As part of the media coverage for Out of Earshot’s inaugural festival on the weekend of August 23-25, 2018, not your boys club will be showcasing some of the truly wonderful people organizing, playing, and performing at the festival in the weeks leading up to it.
For the fifth installment in this interview series, I spoke with Meg Harnum (she/her), a musician/artist from St. John’s, NL. Meg has been playing drums in bands for over ten years (The Mudflowers, Punch Table, Hard Ticket, Thelma and Louise to name a few) and has been a drum instructor and band coach at Girls Rock NL for the past three years. In July, Meg was invited to Ojai, California where she was a drum instructor and band coach at Girls Rock Santa Barbara. Meg along with her partner and her two cats, Nanny and Poppy, will be temporarily relocating to Montreal for school at the end of August.
Photo by Shabnam Ferdowsi
Hard Ticket recently put out Same Pal – an EP about friends with shared lived experiences that can relate and offer support during personal hardship and struggle. As it’s an album about friendship, I first want to ask you about when you met Nicole and Mopey, and how the members of Hard Ticket offer each other the kind of support and friendship that this album is about.
I don’t remember exactly when or where I met Nicole and Mopey; St. John’s is a very small city and often living here you know of people long before you really ~know~ them but I am so eternally grateful that I did (meet them). Hard Ticket is like a family, we all offer each other a ton of support and love one another unconditionally and without judgement.
The year or so leading up to the time that Hard Ticket was formed, I was in a bit of a musical slump, full of self-doubt and unsure of my place in the music community. Then along came my Tickies, so upbeat, so posi, so full of love and light and encouragement and it made me feel so much better about everything. It lifted my spirits in a way that only they could.
In April, you put out a two-song EP under your solo project scrambled meggz. One of these songs, 2 little lazy eyes, is a song about friendship with Pepa Chan (of Lo Siento and Ribbon Tied). You sing about how she inspires you – I’m wondering if you can share a little bit more about this and more broadly how other women/non-binary people in the St. John’s music community inspire, support, and empower you.
Pepa Chan is one of my favorite people on earth. She is so unbelievably kind and talented. And strange. A true freak. In the best possible way. She is bursting with creativity. Everything she does is just so distinctly ~Pepa~. She is strong and resilient and a wonderful friend. I love Pepa.
St. John’s is full of amazing women & non binary folx doing incredible things, making beautiful music/art and just, like, making shit happen. All of the board members at Girls Rock NL, SWIM, The Out of Earshot committee. I feel inspired all the time by the initiative taken by all of these rad folx to create such an inclusive community for us all to exist in.

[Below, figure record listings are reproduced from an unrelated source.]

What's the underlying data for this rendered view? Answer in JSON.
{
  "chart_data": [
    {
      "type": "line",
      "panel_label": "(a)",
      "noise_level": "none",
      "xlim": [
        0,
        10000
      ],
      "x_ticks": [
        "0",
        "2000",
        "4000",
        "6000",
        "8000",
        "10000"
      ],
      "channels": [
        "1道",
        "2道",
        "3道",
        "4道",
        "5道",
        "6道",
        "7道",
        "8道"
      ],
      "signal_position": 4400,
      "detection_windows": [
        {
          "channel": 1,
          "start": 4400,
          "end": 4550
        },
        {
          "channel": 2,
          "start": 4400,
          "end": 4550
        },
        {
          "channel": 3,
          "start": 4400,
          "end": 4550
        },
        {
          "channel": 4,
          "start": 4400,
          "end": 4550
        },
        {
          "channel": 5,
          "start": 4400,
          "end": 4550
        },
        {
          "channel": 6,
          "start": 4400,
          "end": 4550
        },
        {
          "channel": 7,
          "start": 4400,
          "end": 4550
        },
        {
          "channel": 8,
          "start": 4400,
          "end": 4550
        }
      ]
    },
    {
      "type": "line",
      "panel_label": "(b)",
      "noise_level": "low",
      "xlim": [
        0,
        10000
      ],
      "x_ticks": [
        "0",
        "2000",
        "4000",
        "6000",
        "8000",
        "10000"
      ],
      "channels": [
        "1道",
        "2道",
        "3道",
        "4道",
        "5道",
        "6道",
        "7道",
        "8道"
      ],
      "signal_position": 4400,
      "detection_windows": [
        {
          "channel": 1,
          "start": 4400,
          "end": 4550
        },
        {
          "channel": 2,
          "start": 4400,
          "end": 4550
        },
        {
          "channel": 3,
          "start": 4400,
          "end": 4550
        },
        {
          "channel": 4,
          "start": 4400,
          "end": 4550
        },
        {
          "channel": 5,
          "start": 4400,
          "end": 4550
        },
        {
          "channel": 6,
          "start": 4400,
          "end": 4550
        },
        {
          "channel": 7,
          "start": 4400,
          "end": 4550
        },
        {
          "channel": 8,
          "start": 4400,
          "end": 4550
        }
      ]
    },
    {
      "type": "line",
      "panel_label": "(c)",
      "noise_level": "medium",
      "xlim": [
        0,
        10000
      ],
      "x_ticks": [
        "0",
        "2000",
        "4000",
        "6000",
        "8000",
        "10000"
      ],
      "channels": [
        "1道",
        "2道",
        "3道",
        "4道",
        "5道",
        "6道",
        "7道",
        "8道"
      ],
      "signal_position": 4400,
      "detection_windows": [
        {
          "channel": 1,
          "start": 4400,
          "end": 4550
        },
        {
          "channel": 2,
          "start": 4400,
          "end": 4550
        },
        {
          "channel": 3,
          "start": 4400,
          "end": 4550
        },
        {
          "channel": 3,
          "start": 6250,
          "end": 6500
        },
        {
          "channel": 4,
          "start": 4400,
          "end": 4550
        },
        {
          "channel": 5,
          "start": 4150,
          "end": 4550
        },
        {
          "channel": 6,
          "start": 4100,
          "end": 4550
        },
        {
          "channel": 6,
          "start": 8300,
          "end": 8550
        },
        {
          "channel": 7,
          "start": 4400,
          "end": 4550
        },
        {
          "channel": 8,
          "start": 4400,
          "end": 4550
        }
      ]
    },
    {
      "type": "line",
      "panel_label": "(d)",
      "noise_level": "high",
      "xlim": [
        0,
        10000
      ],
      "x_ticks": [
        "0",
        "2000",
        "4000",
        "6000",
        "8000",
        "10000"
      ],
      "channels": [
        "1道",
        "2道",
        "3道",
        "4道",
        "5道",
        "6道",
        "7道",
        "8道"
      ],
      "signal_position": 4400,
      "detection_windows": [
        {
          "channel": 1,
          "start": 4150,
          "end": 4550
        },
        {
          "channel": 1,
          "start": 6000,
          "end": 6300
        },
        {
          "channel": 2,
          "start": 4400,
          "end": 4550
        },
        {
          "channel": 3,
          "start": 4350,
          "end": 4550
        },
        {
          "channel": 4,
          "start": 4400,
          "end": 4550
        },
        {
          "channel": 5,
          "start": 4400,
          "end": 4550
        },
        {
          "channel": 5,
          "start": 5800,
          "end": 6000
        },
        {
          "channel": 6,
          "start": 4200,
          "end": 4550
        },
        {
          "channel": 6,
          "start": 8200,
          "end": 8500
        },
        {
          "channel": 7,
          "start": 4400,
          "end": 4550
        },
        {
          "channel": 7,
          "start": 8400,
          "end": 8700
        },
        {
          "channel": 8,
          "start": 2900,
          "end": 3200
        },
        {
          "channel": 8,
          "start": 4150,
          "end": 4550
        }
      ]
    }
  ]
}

I am so thankful to be given so many opportunities to play, teach and contribute. Everyone is so supportive of everyone else’s endeavors, it is a beautiful thing.
During your time working for Girls Rock Santa Barbara and Girls Rock NL, did you experience and build similarly supportive friendships, and furthermore, did you witness these friendships being built among the girls attending the camp?
Holy heck, yes, absolutely. Teaching and band coaching at Girls Rock NL/Santa Barbara has been, at the risk of sounding totally cliche, life changing. It really has. The level of support and understanding that each and every person I have worked with at camp provides is unbelievable, to the campers and to each other. Watching the kids at camp get to know each other and encourage each other is so absolutely heartwarming and inspiring.
On a final note, I was wondering if you would be comfortable sharing what friendships with womxn and people with other marginalized gender identities means to you.
I have been so lucky in my life to always find myself surrounded by the most bad-ass, powerful, talented women/non-binary friends and I think there is something very special about that. The constant encouragement and love from my bandmates and friends and girls rock family has made me a much stronger and more confident person. I am truly very blessed.